Model the bending of a beam (equation 10.29) under an applied load. Use Hermite polynomial interpolation, and boundary conditions fixing the displacement and slope at one end, and applying a force at the other end.
We consider the domain $[0, L]$, with $h=\frac{L}{N}$, $x_k=kh$ with $k=0, \dots, N$.
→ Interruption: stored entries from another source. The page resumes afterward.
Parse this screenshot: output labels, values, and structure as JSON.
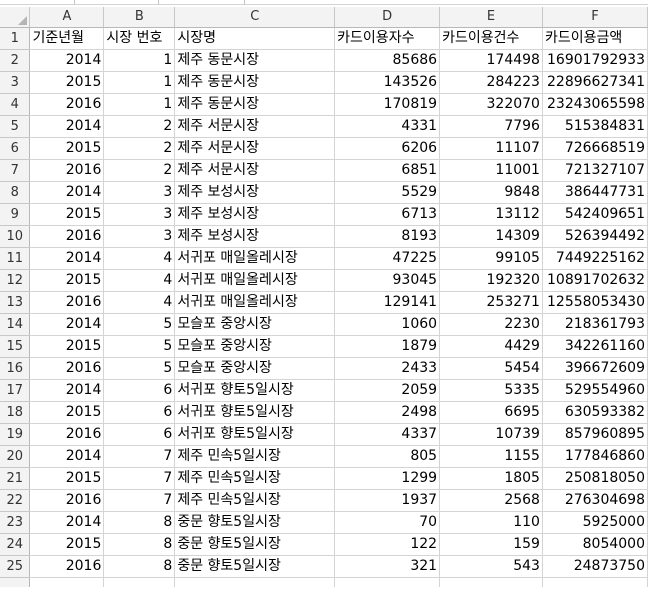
{
  "columns": [
    "A",
    "B",
    "C",
    "D",
    "E",
    "F"
  ],
  "header": [
    "기준년월",
    "시장 번호",
    "시장명",
    "카드이용자수",
    "카드이용건수",
    "카드이용금액"
  ],
  "rows": [
    {
      "n": "2",
      "c": [
        "2014",
        "1",
        "제주 동문시장",
        "85686",
        "174498",
        "16901792933"
      ]
    },
    {
      "n": "3",
      "c": [
        "2015",
        "1",
        "제주 동문시장",
        "143526",
        "284223",
        "22896627341"
      ]
    },
    {
      "n": "4",
      "c": [
        "2016",
        "1",
        "제주 동문시장",
        "170819",
        "322070",
        "23243065598"
      ]
    },
    {
      "n": "5",
      "c": [
        "2014",
        "2",
        "제주 서문시장",
        "4331",
        "7796",
        "515384831"
      ]
    },
    {
      "n": "6",
      "c": [
        "2015",
        "2",
        "제주 서문시장",
        "6206",
        "11107",
        "726668519"
      ]
    },
    {
      "n": "7",
      "c": [
        "2016",
        "2",
        "제주 서문시장",
        "6851",
        "11001",
        "721327107"
      ]
    },
    {
      "n": "8",
      "c": [
        "2014",
        "3",
        "제주 보성시장",
        "5529",
        "9848",
        "386447731"
      ]
    },
    {
      "n": "9",
      "c": [
        "2015",
        "3",
        "제주 보성시장",
        "6713",
        "13112",
        "542409651"
      ]
    },
    {
      "n": "10",
      "c": [
        "2016",
        "3",
        "제주 보성시장",
        "8193",
        "14309",
        "526394492"
      ]
    },
    {
      "n": "11",
      "c": [
        "2014",
        "4",
        "서귀포 매일올레시장",
        "47225",
        "99105",
        "7449225162"
      ]
    },
    {
      "n": "12",
      "c": [
        "2015",
        "4",
        "서귀포 매일올레시장",
        "93045",
        "192320",
        "10891702632"
      ]
    },
    {
      "n": "13",
      "c": [
        "2016",
        "4",
        "서귀포 매일올레시장",
        "129141",
        "253271",
        "12558053430"
      ]
    },
    {
      "n": "14",
      "c": [
        "2014",
        "5",
        "모슬포 중앙시장",
        "1060",
        "2230",
        "218361793"
      ]
    },
    {
      "n": "15",
      "c": [
        "2015",
        "5",
        "모슬포 중앙시장",
        "1879",
        "4429",
        "342261160"
      ]
    },
    {
      "n": "16",
      "c": [
        "2016",
        "5",
        "모슬포 중앙시장",
        "2433",
        "5454",
        "396672609"
      ]
    },
    {
      "n": "17",
      "c": [
        "2014",
        "6",
        "서귀포 향토5일시장",
        "2059",
        "5335",
        "529554960"
      ]
    },
    {
      "n": "18",
      "c": [
        "2015",
        "6",
        "서귀포 향토5일시장",
        "2498",
        "6695",
        "630593382"
      ]
    },
    {
      "n": "19",
      "c": [
        "2016",
        "6",
        "서귀포 향토5일시장",
        "4337",
        "10739",
        "857960895"
      ]
    },
    {
      "n": "20",
      "c": [
        "2014",
        "7",
        "제주 민속5일시장",
        "805",
        "1155",
        "177846860"
      ]
    },
    {
      "n": "21",
      "c": [
        "2015",
        "7",
        "제주 민속5일시장",
        "1299",
        "1805",
        "250818050"
      ]
    },
    {
      "n": "22",
      "c": [
        "2016",
        "7",
        "제주 민속5일시장",
        "1937",
        "2568",
        "276304698"
      ]
    },
    {
      "n": "23",
      "c": [
        "2014",
        "8",
        "중문 향토5일시장",
        "70",
        "110",
        "5925000"
      ]
    },
    {
      "n": "24",
      "c": [
        "2015",
        "8",
        "중문 향토5일시장",
        "122",
        "159",
        "8054000"
      ]
    },
    {
      "n": "25",
      "c": [
        "2016",
        "8",
        "중문 향토5일시장",
        "321",
        "543",
        "24873750"
      ]
    }
  ]
}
Let's compute $A_{ij}$ with a similar form as in the previous exercise:
$$A = \alpha \begin{bmatrix} D & E & & & \hphantom{\ddots} \\ E^{\top} & \ddots & \ddots & & \\ & \ddots & \ddots & \ddots & \\ & & \ddots & \ddots & E \\ \phantom{\ddots} & & & E^{\top} & D \\ \end{bmatrix} $$With $\alpha$ being related to the material's properties, considered uniform:
$$\alpha = E_{\rm Y} I$$And the submatrices are giben by:
$$D = \begin{bmatrix} <\varphi''_0 | \varphi''_0> & <\varphi''_0 | \varphi''_1>\\ <\varphi''_1 | \varphi''_0> & <\varphi''_1 | \varphi''_1> \end{bmatrix} $$$$E = \begin{bmatrix} <\varphi''_0 | \varphi''_2> & <\varphi''_0 | \varphi''_3>\\ <\varphi''_1 | \varphi''_2> & <\varphi''_1 | \varphi''_3> \end{bmatrix} $$We can use sympy again to solve those:
import sympy
h = sympy.symbols("h", real=True)
x = sympy.symbols("x", real=True)
p1000 = [1, 0, -3/(h*h), 2/(h*h*h)]
p0100 = [0, 1, -2/h, 1/(h*h)]
p0010 = [0, 0, 3/(h*h), -2/(h*h*h)]
p0001 = [0, 0, -1/h, 1/(h*h)]
x_pow = [1, x, x*x, x*x*x]
poly1000 = sum([a*b for a, b in zip(p1000, x_pow)])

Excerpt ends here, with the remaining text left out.